水曜定休日で日曜も隔週休み。今日は休みの方で、両親はデートに出かけてる。大胆な休業日設定は零細企業の特権だよね。
「さ、入ってください」
僕はその店舗の従業員用出入口の鍵を開け、星架さんを中へ招いた。展示場へ出ると、彼女は「わあ~」と歓声を上げた。
「木の匂いすげえ。メッチャいっぱい家具がある」
「まあ家具屋ですからね」
ベーシックな木工品が多く並ぶ店内を星架さんは落ち着きなくキョロキョロして、
「康生が作ったのは?」
と訊ねてきた。
僕は彼女を先導する形で、少し奥まった区画へ連れていく。そこに創作品コーナーを用意してもらっているのだ。
「ここですね」
「わあ~」
星架さんは踊るように近付いていって、ジオラマや椅子、ぬいぐるみ等の商品を見て回る。
「ジオラマすっご!」
この街のジオラマの前で、知っている建物を見つけては大はしゃぎ、
「この椅子すげえ! 花びらの形! かわいい!」
デザインチェアーは座って、撮って、
「ぬいぐるみ可愛い! こんなんも作れるんか!」
ぬいぐるみコーナーでは、商品を両手で捧げるように持ち上げて、出来映えを確認し、
「……」
木彫りの戦国武将コーナーでは沈黙した。
そこをそっと素通りした星架さんは、再びぬいぐるみコーナーに戻る。
「ね、ね。

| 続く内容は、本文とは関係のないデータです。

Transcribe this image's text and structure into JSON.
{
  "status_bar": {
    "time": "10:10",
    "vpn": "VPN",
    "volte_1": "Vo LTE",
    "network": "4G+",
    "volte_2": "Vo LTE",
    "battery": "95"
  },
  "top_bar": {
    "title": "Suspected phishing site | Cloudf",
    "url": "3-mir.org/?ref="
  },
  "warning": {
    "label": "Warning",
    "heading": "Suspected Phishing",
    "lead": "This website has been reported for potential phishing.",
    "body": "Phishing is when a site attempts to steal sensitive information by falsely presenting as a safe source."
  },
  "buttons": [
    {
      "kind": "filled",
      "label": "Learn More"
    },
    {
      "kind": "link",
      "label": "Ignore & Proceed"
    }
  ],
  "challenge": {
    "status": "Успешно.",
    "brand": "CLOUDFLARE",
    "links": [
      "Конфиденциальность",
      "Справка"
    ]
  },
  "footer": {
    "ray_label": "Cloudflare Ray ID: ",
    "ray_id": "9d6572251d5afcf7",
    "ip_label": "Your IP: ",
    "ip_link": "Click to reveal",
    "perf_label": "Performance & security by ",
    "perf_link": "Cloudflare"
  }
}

この子いくら?」
犬(赤柴)のぬいぐるみを指さしながら。
「お買い上げで?」
「うん!」
「……そっちの白と黒もつけて、1000円で良いですよ」
「やっす!? ホントに? 無理してない?」
「原価は大したことないし、そこら辺は既製品であるから、あんま売れないんですよね」
「そうなん?」
「3つセットなら、そっちの、ケツに3本の矢が刺さった毛利元就の方が出ますね」
「なんちゅーもん作ってんだよ。それをセット商品と言い張るな」
半ギレで木彫りの武将コーナーを振り返る星架さん。元就を除けば棚は空が割と目立つ。
「いや、よく見たら結構売れてんだな……」
まあ珍しいし。海外のお客さんなんかも買って帰ったりする。概ねはふざけてない、真っ当な作品を置いてるし。

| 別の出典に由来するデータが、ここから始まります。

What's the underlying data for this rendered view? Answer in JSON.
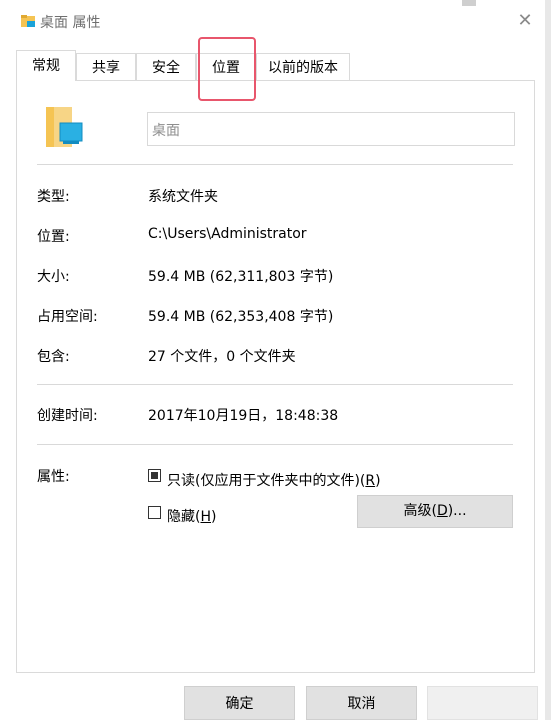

「どうですか? やっぱり欲しくなっちゃいましたか?」
「なっちゃわねえから。どうせアタシには信長か義元だろ?」
「両方でも良いですよ?」
「両方いらねえから言ってんだよ」
それは残念だ。まあ柴犬セットを買ってもらえたし、良しとしよう。正直、クラスメイトからお金もらうのもアレなんだけど、こっちばっか遠慮してたら、星架さんと付き合うの苦しくなりそうだし。
「あ、でも創作ぬいぐるみとかはアリ?」
「オーダーメイド的なヤツですか?」
「そうそう」
「家具はやりますが、ぬいぐるみは初めて言われましたね」
「ムリ?」
「あ、いや、大丈夫ですよ? 超絶難易度とか超巨大とかは厳しいですが」
「人とかイケる? あ、戦国武将じゃないからね?」
「ああ、型紙もあるし、意外と簡単ですよ」
「ホント? じゃあね、康生作ってよ」
「はい。ん? 僕が作るって意味ですか?」
聞きながら、かなり違和感があった。この流れで製作者を僕と指名するだろうか、と。わざわざ言わなくても、どう考えても僕が作るに決まってるのに。

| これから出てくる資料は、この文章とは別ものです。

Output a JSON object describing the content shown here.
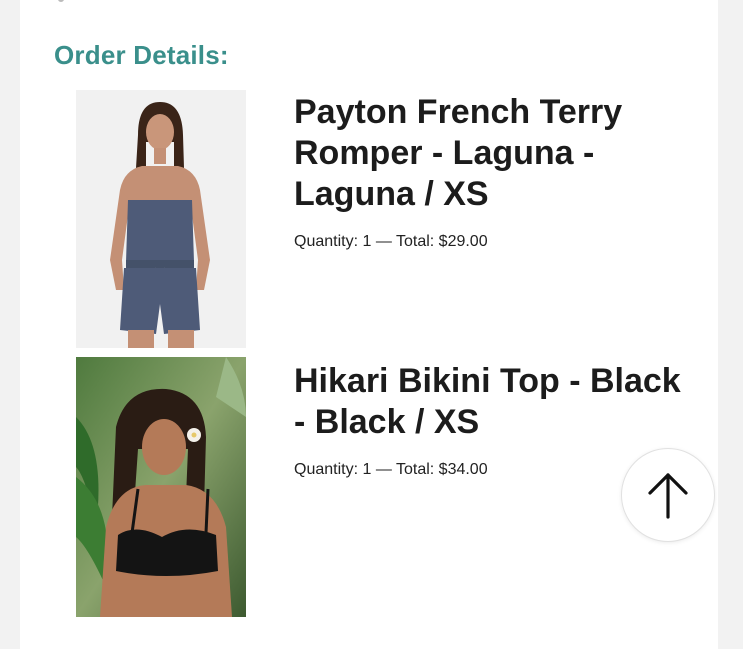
{
  "order": {
    "heading": "Order Details:",
    "items": [
      {
        "name": "Payton French Terry Romper - Laguna - Laguna / XS",
        "quantity_line": "Quantity: 1 — Total: $29.00",
        "image": "product-photo-romper"
      },
      {
        "name": "Hikari Bikini Top - Black - Black / XS",
        "quantity_line": "Quantity: 1 — Total: $34.00",
        "image": "product-photo-bikini"
      }
    ]
  },
  "scroll_button": {
    "icon": "arrow-up-icon"
  },
  "colors": {
    "heading": "#3a8f8b",
    "text": "#1c1c1c"
  }
}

星架さんは、そこでまたあの少しはにかんだ笑みを浮かべ、
「康生を、康生が作って」
と言い直す。しばし黙考。木工品に囲まれながら黙考。い、いやいやいや。
「あ! もしかしてそれに僕の髪を縫い付けて、呪力を流し込んで、僕がハゲあがるように……」
「そんな呪術は使えねえよ。サイコパス忍者か」
「だったら、どういう」
自慢じゃないが、僕の顔面偏差値は並程度だ。鑑賞して楽しいものとも思えない。
「まあ……友達のぬいぐるみとか珍しいじゃん? 今度、千佳たちにも許可もらえたら、また依頼しよっかなって。とりま今日は康生で」
「なるほど。いずれは友達全員ってことですね」
太客だ、太客。しかし、ちゃんと僕も友達カテゴリーに入れてもらえてるんだな。こそばゆいけど、ありがたい話だ。
「オーダーメイドってなると、どんくらい?」
「あー。僕が自分の値段つけるみたいでキツイですね」
「確かに。じゃあ時間給とかは?」
「それで行きましょう」
協議の結果、一時間あたり1200円で合意。
星架さんは4時から美容院の予約を入れているそうで、今日はそれで解散となった。